If environmental impact is a concern (ignoring that the Chinese announced a few weeks back that they're building 300 new coal fired power plants - We have 7 in the UK!!), then the Eheim wins in my opinion as I don't believe you'd need a second in terms of filtration capacity and if powerheads are going to be added regardless then flow shouldn't be an issue. You also tend to find with Eheim that their flow rates are a little more accurate than other manufacturers.


----------



## Matt @ ScapeEasy (1 Jun 2019)

Bit of an aside I know, but we apparently just went 2 weeks without using any of our coal power stations! Burnt a lot of natural gas though!


----------



## Regent (6 Jun 2019)

You both raise interesting points. I'm all for not burning coal, at least gas is cleaner, even if it'll run out first...
I just feel somewhat responsible burning loads of power to support keeping lovely wild thing and in return destroying where they live! But it's probably a bit out of my control!
I'm currently watching videos of filter outputs. A bit shocked that the aquael 2000 tested with no media is only really flowing 1000lph...
Thanks for the info on head height.


----------



## Matt @ ScapeEasy (6 Jun 2019)

Im at risk of going off topic again here, but you also need to consider what benefits your tank brings... and can bring.

CPDs are endangered in the wild I believe... you could be breeding these in your tank for example.  I know my tank helps me to deal with the stresses and strains of modern life. Another advantage.

As with most things I think this is all a question of compromise... I have committed to making 2 of my 3 tropical tanks into temperate or coldwater setups over time as fish pass and are replaced I will only choose suitable species for example. I have already gone coldwater and filterless in my shrimp tank.
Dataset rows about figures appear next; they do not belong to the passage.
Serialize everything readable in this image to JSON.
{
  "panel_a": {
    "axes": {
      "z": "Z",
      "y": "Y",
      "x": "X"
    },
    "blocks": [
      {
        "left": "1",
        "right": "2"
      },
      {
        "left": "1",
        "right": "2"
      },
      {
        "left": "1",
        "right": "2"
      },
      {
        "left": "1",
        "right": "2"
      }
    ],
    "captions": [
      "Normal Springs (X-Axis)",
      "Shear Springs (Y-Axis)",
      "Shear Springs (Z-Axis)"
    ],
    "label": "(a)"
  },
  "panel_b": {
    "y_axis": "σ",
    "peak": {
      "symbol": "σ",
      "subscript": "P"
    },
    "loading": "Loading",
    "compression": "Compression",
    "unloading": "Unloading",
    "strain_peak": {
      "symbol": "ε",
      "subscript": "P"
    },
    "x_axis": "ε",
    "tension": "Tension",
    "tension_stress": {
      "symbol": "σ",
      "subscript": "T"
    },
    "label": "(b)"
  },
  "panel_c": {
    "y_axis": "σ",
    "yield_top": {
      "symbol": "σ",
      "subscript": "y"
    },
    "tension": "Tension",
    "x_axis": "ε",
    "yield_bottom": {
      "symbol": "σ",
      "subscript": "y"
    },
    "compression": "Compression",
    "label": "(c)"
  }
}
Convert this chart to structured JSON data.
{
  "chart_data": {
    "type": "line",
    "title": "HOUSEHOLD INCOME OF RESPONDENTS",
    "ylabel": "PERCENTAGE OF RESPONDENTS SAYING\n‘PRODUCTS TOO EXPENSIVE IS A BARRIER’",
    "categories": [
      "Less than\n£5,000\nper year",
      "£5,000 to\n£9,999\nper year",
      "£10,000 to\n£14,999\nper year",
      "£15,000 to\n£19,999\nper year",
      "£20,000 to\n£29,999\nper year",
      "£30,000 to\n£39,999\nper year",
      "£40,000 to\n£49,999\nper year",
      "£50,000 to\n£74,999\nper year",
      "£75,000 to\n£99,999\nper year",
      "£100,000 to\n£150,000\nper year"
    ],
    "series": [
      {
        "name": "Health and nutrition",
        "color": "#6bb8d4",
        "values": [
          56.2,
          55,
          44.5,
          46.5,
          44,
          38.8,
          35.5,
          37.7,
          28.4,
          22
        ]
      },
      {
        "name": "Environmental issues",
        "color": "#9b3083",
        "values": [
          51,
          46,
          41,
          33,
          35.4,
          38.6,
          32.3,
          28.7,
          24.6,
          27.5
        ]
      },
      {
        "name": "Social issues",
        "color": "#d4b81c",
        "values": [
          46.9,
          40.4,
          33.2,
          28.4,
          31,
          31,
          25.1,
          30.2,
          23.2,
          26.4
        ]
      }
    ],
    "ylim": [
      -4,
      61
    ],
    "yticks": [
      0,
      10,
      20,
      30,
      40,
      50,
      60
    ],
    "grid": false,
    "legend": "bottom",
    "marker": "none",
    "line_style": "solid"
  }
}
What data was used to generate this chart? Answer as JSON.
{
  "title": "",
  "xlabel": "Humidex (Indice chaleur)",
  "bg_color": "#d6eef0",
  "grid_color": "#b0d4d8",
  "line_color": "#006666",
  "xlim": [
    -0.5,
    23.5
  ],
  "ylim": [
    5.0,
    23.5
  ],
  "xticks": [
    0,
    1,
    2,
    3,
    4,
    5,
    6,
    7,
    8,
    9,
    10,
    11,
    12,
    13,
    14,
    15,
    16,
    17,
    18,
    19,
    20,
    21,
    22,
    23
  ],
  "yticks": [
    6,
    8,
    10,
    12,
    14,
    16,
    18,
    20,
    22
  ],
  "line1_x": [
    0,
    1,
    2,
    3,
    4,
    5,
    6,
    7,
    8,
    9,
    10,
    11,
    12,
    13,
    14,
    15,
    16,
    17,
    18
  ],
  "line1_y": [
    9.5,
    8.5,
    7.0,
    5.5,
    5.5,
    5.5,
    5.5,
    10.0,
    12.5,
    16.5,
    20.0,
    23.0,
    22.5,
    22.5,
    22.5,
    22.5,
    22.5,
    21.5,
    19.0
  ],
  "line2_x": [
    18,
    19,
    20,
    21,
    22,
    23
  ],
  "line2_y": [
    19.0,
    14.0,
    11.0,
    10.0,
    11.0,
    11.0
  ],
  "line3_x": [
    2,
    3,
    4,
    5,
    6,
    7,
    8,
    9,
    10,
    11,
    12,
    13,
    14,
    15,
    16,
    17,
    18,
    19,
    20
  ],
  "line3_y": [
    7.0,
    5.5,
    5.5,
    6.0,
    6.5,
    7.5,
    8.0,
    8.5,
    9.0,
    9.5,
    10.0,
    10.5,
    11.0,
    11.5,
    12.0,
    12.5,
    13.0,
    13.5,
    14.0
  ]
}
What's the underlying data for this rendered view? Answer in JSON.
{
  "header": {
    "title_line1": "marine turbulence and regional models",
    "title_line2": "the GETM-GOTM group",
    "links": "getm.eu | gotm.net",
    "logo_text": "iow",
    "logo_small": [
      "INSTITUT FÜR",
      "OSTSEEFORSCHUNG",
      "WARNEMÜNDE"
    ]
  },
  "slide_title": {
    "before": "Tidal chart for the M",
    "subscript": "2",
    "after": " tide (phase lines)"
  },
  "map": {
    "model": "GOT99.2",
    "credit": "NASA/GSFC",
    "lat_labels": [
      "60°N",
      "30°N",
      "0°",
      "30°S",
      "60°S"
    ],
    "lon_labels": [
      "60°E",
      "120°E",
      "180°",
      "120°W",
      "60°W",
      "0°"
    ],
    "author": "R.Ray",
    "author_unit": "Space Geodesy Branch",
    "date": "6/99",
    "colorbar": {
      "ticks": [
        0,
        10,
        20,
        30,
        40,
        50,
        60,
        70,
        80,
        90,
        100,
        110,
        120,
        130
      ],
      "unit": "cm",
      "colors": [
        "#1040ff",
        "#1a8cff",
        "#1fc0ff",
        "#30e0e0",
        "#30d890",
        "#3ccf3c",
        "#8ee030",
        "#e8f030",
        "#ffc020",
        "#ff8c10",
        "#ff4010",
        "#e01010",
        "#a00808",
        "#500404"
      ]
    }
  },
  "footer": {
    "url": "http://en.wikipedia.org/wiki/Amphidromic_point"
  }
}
Not saying I'm right or wrong about anything here by the way... just other things to consider...

@mods - feel free to move this to a more relevant topic if you prefer!


----------



## Regent (6 Jun 2019)

I actually think it's an interesting topic in its own right.
I also like the idea of temperate tanks. For this tank I'm also drawn to Altum angels as the tank is so deep. I did have a clear plan of exactly what I was going to do for this build and then a4l offered me this tank and I couldn't say no but it's left me very confused about what I'm going to do

From a wellbeing point of view there's no doubt maintaing and relaxing watch a tank help me unwind no end. I work long busy days and coming home to sit and watch an aquarium is my wind down time. Hence the new bigger tank going in as penisular.


----------



## Regent (7 Jun 2019)

Just in case anyone is interested I've done some calculations for filter efficiency and cost over 5 years...
The eheim is cost prohibitive sadly
https://docs.google.com/spreadsheets/d/1ykCBDiHyqgFyez-fNTAEX0YfAkGhjMNBCzE1vNN8ZSc/edit?usp=sharing


----------



## Matt @ ScapeEasy (8 Jun 2019)

That is quite the spreadsheet and I'm sure will be very useful for others with the same quandry. My tank is smaller so alas it is not so useful for my purposes, but let me know if you want to do the same exercise for 200 litre tanks! I suspect not, as that must have taken some time to put together!!


----------



## Regent (8 Jun 2019)

Matt @ ScapeEasy said:


> That is quite the spreadsheet and I'm sure will be very useful for others with the same quandry. My tank is smaller so alas it is not so useful for my purposes, but let me know if you want to do the same exercise for 200 litre tanks! I suspect not, as that must have taken some time to put together!!


I'm more than happy to add some other filters in if you let me know which you're interested in? Most of it'll calculate itself. The tricky bit is finding real world flow in a clean filter with media. I think the info is easier to find for JBL, fluvial and hydor, there are some flow tests of the aquael on YouTube..


----------



## Matt @ ScapeEasy (8 Jun 2019)

Can you find that info for the Oase filters?


----------



## Regent (8 Jun 2019)

I already had the data for the 350 and 600T versions. I have added them in. Let me know if you want others? I do think that the built-in heater is a big win with these filters and if the cost had been lower or the flows higher I'd have considered them.

Note I've done the calcs for two filters as that is what I was looking at, I may reformat the sheet a bit if it's of use to others so it's all done for one filter.


----------



## Matt @ ScapeEasy (8 Jun 2019)

Thanks, ill take a look now...


----------